Synthesis, Structure and Electrochemical Properties of Triarylamine Bridged Dicobaltdicarbon Tetrahedrane Clusters

Abstract

The reaction of [Co2(CO)6(dppm)] (1) with the ethynyl substituted triarylamines [N(C6H4-4-C≡CSiMe3)(C6H4Me-4)2] (2) or [N(C6H4-4-C≡CSiMe3)2(C6H4Me-4)] (3) affords [{Co2(CO)4(dppm)}{μ-(Me3SiC2-4-C6H4)N(C6H4Me-4)2}] (4) or a mixture of [Co2{μ-Me3SiC2-4-C6H4N(C6H4-4-C≡CSiMe3)(C6H4Me-4)}(CO)4(dppm)] (5) and [{Co2(CO)4(dppm)}2{μ-(Me3SiC2-4-C6H4)2N(C6H4Me-4)}] (6), respectively.

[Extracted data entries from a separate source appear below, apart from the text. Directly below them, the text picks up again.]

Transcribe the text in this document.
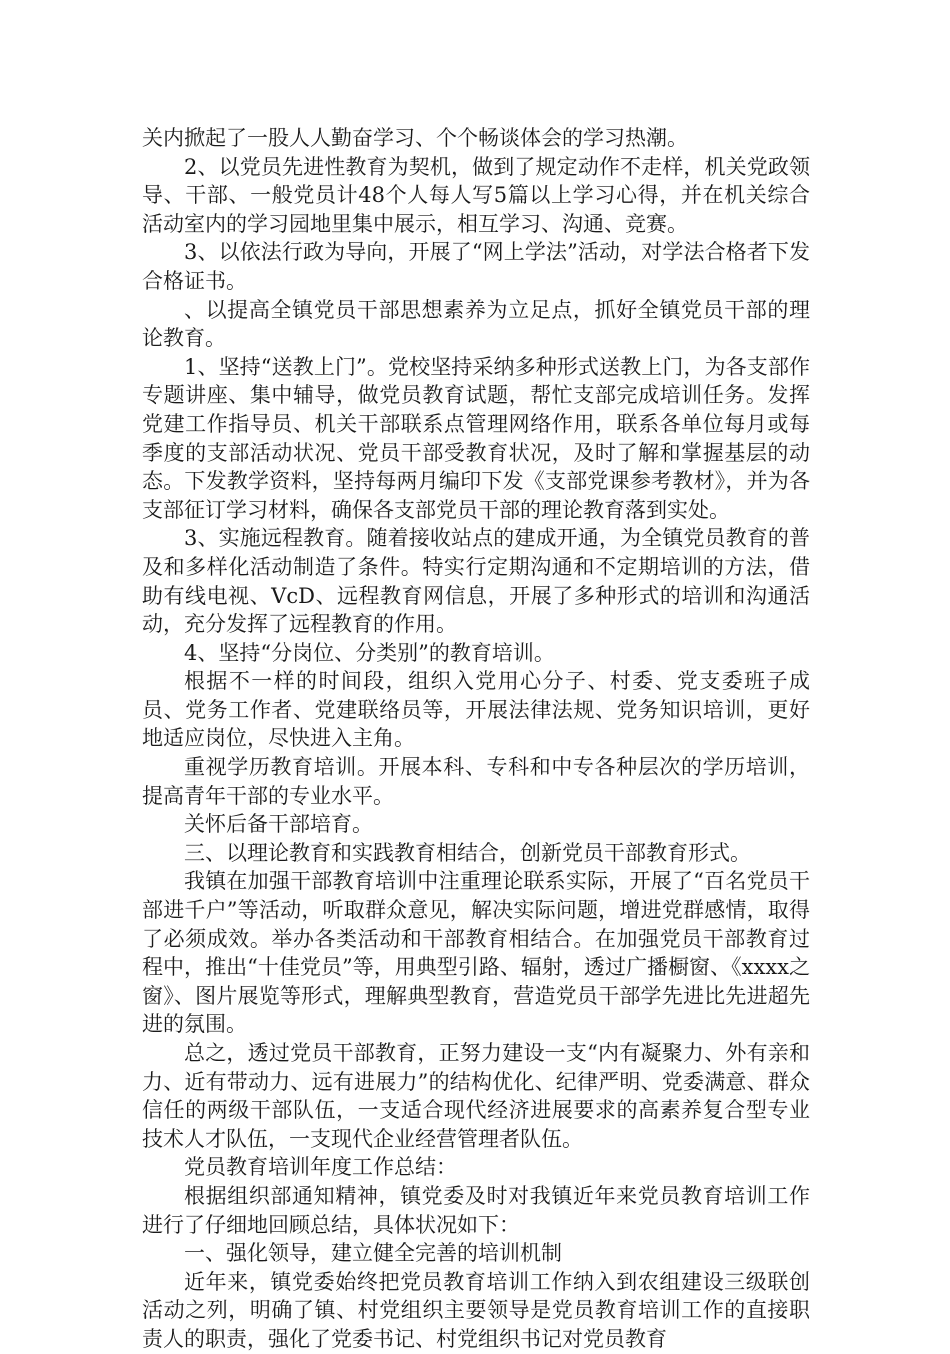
关内掀起了一股人人勤奋学习、个个畅谈体会的学习热潮。

2、以党员先进性教育为契机，做到了规定动作不走样，机关党政领导、干部、一般党员计48个人每人写5篇以上学习心得，并在机关综合活动室内的学习园地里集中展示，相互学习、沟通、竞赛。

3、以依法行政为导向，开展了“网上学法”活动，对学法合格者下发合格证书。

、以提高全镇党员干部思想素养为立足点，抓好全镇党员干部的理论教育。

1、坚持“送教上门”。党校坚持采纳多种形式送教上门，为各支部作专题讲座、集中辅导，做党员教育试题，帮忙支部完成培训任务。发挥党建工作指导员、机关干部联系点管理网络作用，联系各单位每月或每季度的支部活动状况、党员干部受教育状况，及时了解和掌握基层的动态。下发教学资料，坚持每两月编印下发《支部党课参考教材》，并为各支部征订学习材料，确保各支部党员干部的理论教育落到实处。

3、实施远程教育。随着接收站点的建成开通，为全镇党员教育的普及和多样化活动制造了条件。特实行定期沟通和不定期培训的方法，借助有线电视、VcD、远程教育网信息，开展了多种形式的培训和沟通活动，充分发挥了远程教育的作用。

4、坚持“分岗位、分类别”的教育培训。

根据不一样的时间段，组织入党用心分子、村委、党支委班子成员、党务工作者、党建联络员等，开展法律法规、党务知识培训，更好地适应岗位，尽快进入主角。

重视学历教育培训。开展本科、专科和中专各种层次的学历培训，提高青年干部的专业水平。

关怀后备干部培育。

三、以理论教育和实践教育相结合，创新党员干部教育形式。

我镇在加强干部教育培训中注重理论联系实际，开展了“百名党员干部进千户”等活动，听取群众意见，解决实际问题，增进党群感情，取得了必须成效。举办各类活动和干部教育相结合。在加强党员干部教育过程中，推出“十佳党员”等，用典型引路、辐射，透过广播橱窗、《xxxx之窗》、图片展览等形式，理解典型教育，营造党员干部学先进比先进超先进的氛围。

总之，透过党员干部教育，正努力建设一支“内有凝聚力、外有亲和力、近有带动力、远有进展力”的结构优化、纪律严明、党委满意、群众信任的两级干部队伍，一支适合现代经济进展要求的高素养复合型专业技术人才队伍，一支现代企业经营管理者队伍。

党员教育培训年度工作总结：

根据组织部通知精神，镇党委及时对我镇近年来党员教育培训工作进行了仔细地回顾总结，具体状况如下：

一、强化领导，建立健全完善的培训机制

近年来，镇党委始终把党员教育培训工作纳入到农组建设三级联创活动之列，明确了镇、村党组织主要领导是党员教育培训工作的直接职责人的职责，强化了党委书记、村党组织书记对党员教育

A combination of electrochemical measurements in different electrolytes, and IR and NIR spectroscopic studies of these compounds, which feature both organometallic and organic redox active groups, indicates that the cluster centres are oxidised at significantly less positive potentials than the triarylamine moieties. Reaction of 6 with one or two equivalents of [Fe(η-C5H4COMe)Cp]PF6 gives [6][PF6]n (n = 1, 2), which are best described in terms of cluster-localised oxidation processes. Despite the presence of the substantial differences in the first and second cluster based oxidations in 6 (up to 220 mV in CH2Cl2/0.1 M [NBu4][BAr4F]), there is little ground state delocalisation between the cluster centres through the triarylamine bridge. The stabilisation of [6]+ with respect to disproportionation can be attributed to electrostatic effects.